International election observers from OAS reported they witnessed no fraud or voting irregularities among U.S. ballots in the general election.

WASHINGTON (AN) — International election observers from the Organization of American States reported on Friday they witnessed no fraud or voting irregularities among U.S. ballots cast for the November 3 general election.

Initial findings from the Washington-based OAS, which was founded in 1948 and now includes 35 member nations, contravene President Donald Trump's unsupported claims of widespread voter fraud or foul play.

"While the OAS mission has not directly observed any serious irregularities that call into question the results so far, it supports the right of all contesting parties in an election to seek redress before the competent legal authorities when they believe they have been wronged," the organization said in a 20-page preliminary report.

"It is critical however, that candidates act responsibly by presenting and arguing legitimate claims before the courts, not unsubstantiated or harmful speculation in the public media," it said.

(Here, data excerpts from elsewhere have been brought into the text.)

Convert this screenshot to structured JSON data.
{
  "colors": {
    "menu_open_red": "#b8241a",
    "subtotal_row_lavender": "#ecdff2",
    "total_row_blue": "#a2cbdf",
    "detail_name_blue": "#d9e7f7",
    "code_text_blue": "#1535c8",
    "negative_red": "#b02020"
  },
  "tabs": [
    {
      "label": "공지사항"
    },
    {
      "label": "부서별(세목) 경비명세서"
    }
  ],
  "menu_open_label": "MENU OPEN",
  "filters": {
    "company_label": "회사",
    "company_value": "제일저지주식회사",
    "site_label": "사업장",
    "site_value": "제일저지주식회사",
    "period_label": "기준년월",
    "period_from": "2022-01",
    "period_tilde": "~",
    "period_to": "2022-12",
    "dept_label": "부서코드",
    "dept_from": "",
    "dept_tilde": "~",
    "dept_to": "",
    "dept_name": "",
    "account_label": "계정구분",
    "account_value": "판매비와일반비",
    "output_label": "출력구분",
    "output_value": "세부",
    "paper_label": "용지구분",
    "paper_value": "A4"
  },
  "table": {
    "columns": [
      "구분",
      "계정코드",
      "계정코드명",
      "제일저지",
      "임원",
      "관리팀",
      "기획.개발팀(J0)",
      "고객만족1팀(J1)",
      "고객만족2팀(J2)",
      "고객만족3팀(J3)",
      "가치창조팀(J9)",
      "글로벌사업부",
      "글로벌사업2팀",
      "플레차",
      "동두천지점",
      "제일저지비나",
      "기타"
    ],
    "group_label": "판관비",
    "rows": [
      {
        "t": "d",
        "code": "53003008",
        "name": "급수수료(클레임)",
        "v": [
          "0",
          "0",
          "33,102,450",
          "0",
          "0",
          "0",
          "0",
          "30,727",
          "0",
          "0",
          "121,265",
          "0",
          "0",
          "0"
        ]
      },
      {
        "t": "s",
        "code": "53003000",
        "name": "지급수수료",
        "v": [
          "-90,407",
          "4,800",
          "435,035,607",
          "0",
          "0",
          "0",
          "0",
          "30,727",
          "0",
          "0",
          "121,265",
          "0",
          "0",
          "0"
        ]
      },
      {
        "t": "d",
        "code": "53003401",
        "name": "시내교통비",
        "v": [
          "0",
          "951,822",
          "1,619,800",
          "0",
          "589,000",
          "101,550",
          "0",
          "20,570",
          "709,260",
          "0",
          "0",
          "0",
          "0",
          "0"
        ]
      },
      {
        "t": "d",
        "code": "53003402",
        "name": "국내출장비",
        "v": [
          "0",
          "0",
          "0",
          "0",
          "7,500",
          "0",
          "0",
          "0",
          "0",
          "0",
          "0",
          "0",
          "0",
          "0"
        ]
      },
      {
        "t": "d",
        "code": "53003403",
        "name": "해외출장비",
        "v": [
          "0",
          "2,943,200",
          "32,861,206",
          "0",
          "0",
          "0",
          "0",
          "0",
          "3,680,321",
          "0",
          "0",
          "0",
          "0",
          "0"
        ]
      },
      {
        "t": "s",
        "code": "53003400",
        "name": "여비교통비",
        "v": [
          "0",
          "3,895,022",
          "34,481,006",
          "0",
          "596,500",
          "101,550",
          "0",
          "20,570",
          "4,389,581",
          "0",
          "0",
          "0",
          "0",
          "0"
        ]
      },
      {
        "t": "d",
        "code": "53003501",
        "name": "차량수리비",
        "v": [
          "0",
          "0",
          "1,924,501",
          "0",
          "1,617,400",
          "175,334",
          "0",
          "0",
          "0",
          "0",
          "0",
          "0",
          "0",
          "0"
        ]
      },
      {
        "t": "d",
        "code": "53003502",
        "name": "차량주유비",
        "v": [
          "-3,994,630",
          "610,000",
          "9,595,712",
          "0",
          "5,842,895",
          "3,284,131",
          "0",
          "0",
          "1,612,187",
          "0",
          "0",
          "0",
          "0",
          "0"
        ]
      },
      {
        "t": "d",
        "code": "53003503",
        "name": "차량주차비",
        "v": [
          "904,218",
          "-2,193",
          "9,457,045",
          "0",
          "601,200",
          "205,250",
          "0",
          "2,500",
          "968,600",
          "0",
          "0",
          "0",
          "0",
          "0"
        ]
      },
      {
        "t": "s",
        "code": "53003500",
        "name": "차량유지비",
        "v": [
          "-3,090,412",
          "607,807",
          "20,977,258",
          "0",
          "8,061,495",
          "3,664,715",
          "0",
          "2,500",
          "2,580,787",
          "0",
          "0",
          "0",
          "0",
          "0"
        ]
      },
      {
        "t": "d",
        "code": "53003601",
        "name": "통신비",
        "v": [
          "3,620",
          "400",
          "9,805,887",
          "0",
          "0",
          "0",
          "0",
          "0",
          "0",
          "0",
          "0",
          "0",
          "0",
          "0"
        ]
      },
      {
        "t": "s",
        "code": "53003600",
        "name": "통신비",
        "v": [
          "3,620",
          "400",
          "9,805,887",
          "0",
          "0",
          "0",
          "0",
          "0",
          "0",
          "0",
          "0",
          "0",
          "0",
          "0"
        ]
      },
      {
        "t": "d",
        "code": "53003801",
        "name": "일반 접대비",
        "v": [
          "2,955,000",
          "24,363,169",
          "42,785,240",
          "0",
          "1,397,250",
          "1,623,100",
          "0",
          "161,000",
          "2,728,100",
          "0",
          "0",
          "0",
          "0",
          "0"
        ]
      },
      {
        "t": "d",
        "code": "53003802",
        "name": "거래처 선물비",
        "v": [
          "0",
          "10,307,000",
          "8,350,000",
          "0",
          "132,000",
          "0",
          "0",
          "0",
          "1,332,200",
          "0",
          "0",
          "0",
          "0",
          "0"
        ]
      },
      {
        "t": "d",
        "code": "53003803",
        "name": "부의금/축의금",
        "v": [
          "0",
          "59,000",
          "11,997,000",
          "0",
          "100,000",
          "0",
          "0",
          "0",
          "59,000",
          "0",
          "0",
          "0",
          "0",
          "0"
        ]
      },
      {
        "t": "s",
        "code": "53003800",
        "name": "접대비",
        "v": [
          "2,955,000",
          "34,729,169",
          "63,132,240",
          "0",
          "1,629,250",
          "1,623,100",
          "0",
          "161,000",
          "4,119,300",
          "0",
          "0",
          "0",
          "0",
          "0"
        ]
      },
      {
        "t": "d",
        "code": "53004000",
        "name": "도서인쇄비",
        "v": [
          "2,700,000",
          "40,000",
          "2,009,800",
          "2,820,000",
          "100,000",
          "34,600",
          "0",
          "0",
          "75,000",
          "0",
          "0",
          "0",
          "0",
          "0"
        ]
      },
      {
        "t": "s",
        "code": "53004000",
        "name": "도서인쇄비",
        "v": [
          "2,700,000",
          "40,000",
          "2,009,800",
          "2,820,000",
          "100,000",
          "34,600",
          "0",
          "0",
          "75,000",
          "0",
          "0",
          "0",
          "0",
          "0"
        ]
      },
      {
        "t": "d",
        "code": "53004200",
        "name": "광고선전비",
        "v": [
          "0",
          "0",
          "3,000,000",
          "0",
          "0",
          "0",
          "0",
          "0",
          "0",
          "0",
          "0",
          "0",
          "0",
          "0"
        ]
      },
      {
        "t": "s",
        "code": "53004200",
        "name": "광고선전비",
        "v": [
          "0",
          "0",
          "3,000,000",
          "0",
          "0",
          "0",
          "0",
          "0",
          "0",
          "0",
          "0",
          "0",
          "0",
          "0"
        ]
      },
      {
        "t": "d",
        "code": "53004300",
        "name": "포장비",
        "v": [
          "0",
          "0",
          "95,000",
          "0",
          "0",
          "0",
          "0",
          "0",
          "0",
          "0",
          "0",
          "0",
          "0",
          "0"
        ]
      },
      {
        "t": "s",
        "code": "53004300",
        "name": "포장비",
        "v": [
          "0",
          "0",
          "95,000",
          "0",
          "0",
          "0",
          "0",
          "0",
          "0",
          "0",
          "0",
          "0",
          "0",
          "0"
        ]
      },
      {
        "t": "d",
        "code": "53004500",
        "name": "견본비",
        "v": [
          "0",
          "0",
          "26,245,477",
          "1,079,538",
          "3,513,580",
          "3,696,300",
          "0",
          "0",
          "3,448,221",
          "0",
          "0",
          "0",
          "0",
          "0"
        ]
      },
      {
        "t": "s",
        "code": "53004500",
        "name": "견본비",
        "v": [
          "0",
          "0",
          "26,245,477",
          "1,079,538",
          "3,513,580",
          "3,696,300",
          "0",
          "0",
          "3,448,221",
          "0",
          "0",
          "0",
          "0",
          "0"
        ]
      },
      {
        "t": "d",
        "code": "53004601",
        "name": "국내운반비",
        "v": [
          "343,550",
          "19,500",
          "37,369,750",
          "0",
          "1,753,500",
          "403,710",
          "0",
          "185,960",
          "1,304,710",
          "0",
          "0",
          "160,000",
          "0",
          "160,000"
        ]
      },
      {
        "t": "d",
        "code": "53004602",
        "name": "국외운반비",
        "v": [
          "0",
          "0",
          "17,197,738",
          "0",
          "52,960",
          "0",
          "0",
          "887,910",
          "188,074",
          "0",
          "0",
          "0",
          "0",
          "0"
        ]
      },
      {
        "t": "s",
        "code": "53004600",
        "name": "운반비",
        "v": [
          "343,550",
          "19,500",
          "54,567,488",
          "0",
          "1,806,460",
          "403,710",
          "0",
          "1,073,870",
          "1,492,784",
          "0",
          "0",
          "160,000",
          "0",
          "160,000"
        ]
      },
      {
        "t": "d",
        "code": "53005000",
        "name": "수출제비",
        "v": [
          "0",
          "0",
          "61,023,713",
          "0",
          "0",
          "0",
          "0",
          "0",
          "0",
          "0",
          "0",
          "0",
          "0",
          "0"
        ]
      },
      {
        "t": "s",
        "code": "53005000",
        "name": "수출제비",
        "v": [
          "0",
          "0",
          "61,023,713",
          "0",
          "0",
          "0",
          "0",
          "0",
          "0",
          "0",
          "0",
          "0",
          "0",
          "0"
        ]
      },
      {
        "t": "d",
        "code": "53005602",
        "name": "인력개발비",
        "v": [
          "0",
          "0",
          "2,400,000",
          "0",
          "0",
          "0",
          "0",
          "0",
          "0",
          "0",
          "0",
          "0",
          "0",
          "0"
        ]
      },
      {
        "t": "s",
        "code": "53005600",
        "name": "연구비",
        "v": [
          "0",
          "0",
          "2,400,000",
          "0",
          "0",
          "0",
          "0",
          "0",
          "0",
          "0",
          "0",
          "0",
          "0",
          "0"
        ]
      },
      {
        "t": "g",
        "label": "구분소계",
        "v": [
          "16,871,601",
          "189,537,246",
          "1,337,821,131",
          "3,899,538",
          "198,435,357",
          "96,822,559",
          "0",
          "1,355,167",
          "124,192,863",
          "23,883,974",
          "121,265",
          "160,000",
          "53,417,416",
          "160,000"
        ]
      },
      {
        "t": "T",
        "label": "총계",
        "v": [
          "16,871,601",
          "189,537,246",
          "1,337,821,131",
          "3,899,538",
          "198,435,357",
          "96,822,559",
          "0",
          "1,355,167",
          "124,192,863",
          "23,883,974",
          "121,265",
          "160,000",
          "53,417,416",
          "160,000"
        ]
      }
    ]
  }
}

The delegation, led by OAS Secretary-General Luis Almagro, a Uruguayan lawyer and diplomat, included 28 experts and observers from 13 nations.

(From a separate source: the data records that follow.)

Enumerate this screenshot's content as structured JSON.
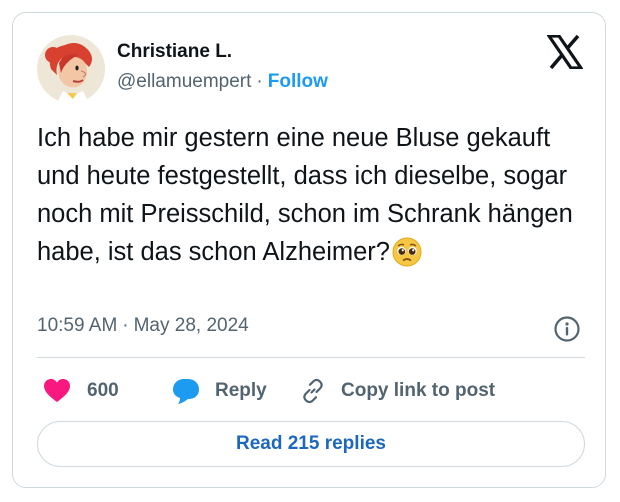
{
  "author": {
    "name": "Christiane L.",
    "handle": "@ellamuempert",
    "separator": "·",
    "follow_label": "Follow"
  },
  "tweet": {
    "text": "Ich habe mir gestern eine neue Bluse gekauft und heute festgestellt, dass ich dieselbe, sogar noch mit Preisschild, schon im Schrank hängen habe, ist das schon Alzheimer?",
    "emoji_name": "pleading-face"
  },
  "meta": {
    "time": "10:59 AM",
    "separator": "·",
    "date": "May 28, 2024"
  },
  "actions": {
    "like_count": "600",
    "reply_label": "Reply",
    "copy_label": "Copy link to post"
  },
  "read_replies_label": "Read 215 replies",
  "colors": {
    "like": "#f91880",
    "reply": "#1d9bf0",
    "link": "#1d9bf0",
    "text": "#0f1419",
    "secondary": "#536471",
    "border": "#cfd9de"
  }
}
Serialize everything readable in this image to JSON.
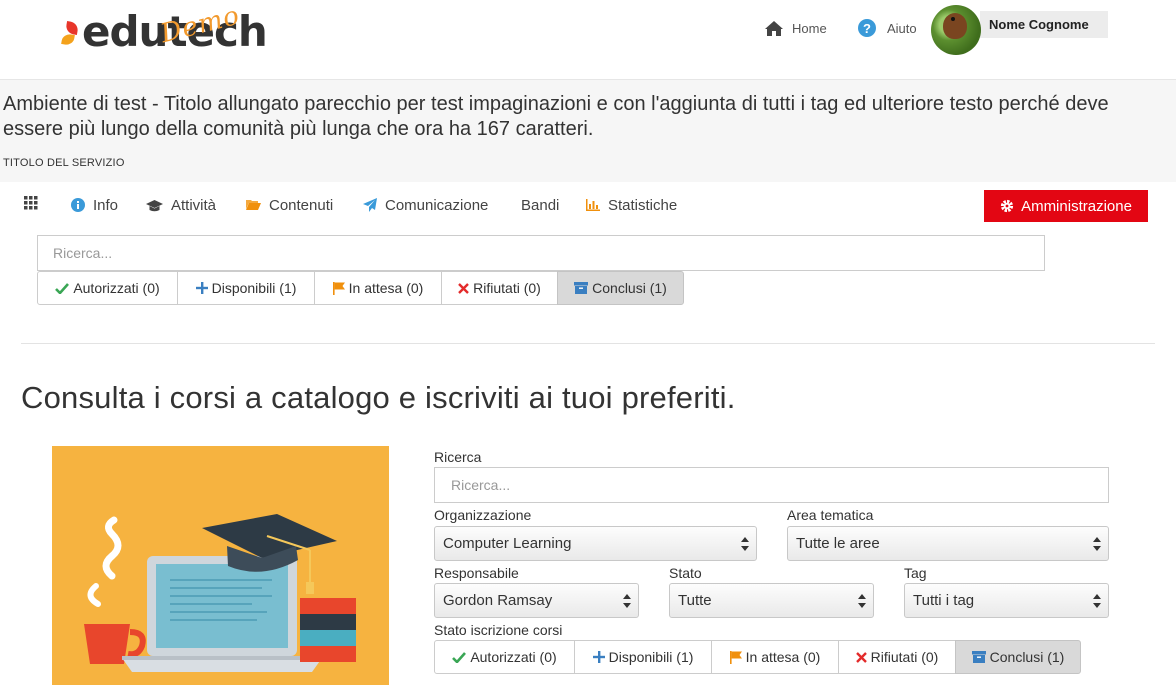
{
  "header": {
    "logo_text": "edutech",
    "logo_badge": "Demo",
    "nav": {
      "home": "Home",
      "help": "Aiuto",
      "help_icon": "?"
    },
    "user_name": "Nome Cognome"
  },
  "community": {
    "title": "Ambiente di test - Titolo allungato parecchio per test impaginazioni e con l'aggiunta di tutti i tag ed ulteriore testo perché deve essere più lungo della comunità più lunga che ora ha 167 caratteri.",
    "service_title": "TITOLO DEL SERVIZIO"
  },
  "service_nav": {
    "items": [
      {
        "label": "Info",
        "icon": "info-icon"
      },
      {
        "label": "Attività",
        "icon": "graduation-cap-icon"
      },
      {
        "label": "Contenuti",
        "icon": "folder-icon"
      },
      {
        "label": "Comunicazione",
        "icon": "paper-plane-icon"
      },
      {
        "label": "Bandi",
        "icon": ""
      },
      {
        "label": "Statistiche",
        "icon": "bar-chart-icon"
      }
    ],
    "admin_label": "Amministrazione"
  },
  "top_search": {
    "placeholder": "Ricerca..."
  },
  "status_filters": [
    {
      "label": "Autorizzati (0)",
      "icon": "check-icon",
      "active": false
    },
    {
      "label": "Disponibili (1)",
      "icon": "plus-icon",
      "active": false
    },
    {
      "label": "In attesa (0)",
      "icon": "flag-icon",
      "active": false
    },
    {
      "label": "Rifiutati (0)",
      "icon": "cross-icon",
      "active": false
    },
    {
      "label": "Conclusi (1)",
      "icon": "archive-icon",
      "active": true
    }
  ],
  "catalog": {
    "heading": "Consulta i corsi a catalogo e iscriviti ai tuoi preferiti.",
    "search_label": "Ricerca",
    "search_placeholder": "Ricerca...",
    "organizzazione_label": "Organizzazione",
    "organizzazione_value": "Computer Learning",
    "area_label": "Area tematica",
    "area_value": "Tutte le aree",
    "responsabile_label": "Responsabile",
    "responsabile_value": "Gordon Ramsay",
    "stato_label": "Stato",
    "stato_value": "Tutte",
    "tag_label": "Tag",
    "tag_value": "Tutti i tag",
    "stato_iscrizione_label": "Stato iscrizione corsi"
  },
  "colors": {
    "accent_red": "#e30613",
    "check_green": "#3aa655",
    "plus_blue": "#3a7fc1",
    "flag_orange": "#f0900d",
    "cross_red": "#e32b2b",
    "archive_blue": "#3a7fc1",
    "illustration_bg": "#f6b340"
  }
}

It observed the election process in the District of Columbia, Georgia, Iowa, Maryland and Michigan. OAS wanted to observe more states, but the COVID-19 pandemic hurt its recruitment of observers and not all 14 states gave OAS permission to deploy.

"Some states do not allow or lack specific provisions for international observation of their electoral processes," it noted. "The OAS would welcome consideration by these states of the benefits of receiving international observers and steps to reflect this in their local legislation."

OSCE concurrence

On Wednesday, international election observers from the Organization for Security and Cooperation in Europe praised the elections as competitive and well-managed. But as with OAS, the OSCE's teams concluded that Trump’s false claims of victory and calls to halt vote-counting were eroding trust in American democracy.

“Baseless allegations of systematic deficiencies, notably by the incumbent president, including on election night, harm public trust in democratic institutions,” OSCE said in a 24-page report.

Both OAS and OSCE were referring to Trump wrongly declaring himself the winner of the election from inside the White House early on Wednesday. He falsely told about 150 campaign supporters that he had won several states that were still counting ballots.

Neither he nor his Democratic challenger, former Vice President Joe Biden, had yet secured the 270 Electoral College votes needed for victory. Despite that, Trump claimed a “major fraud in our nation” was occurring because the vote-counting continued.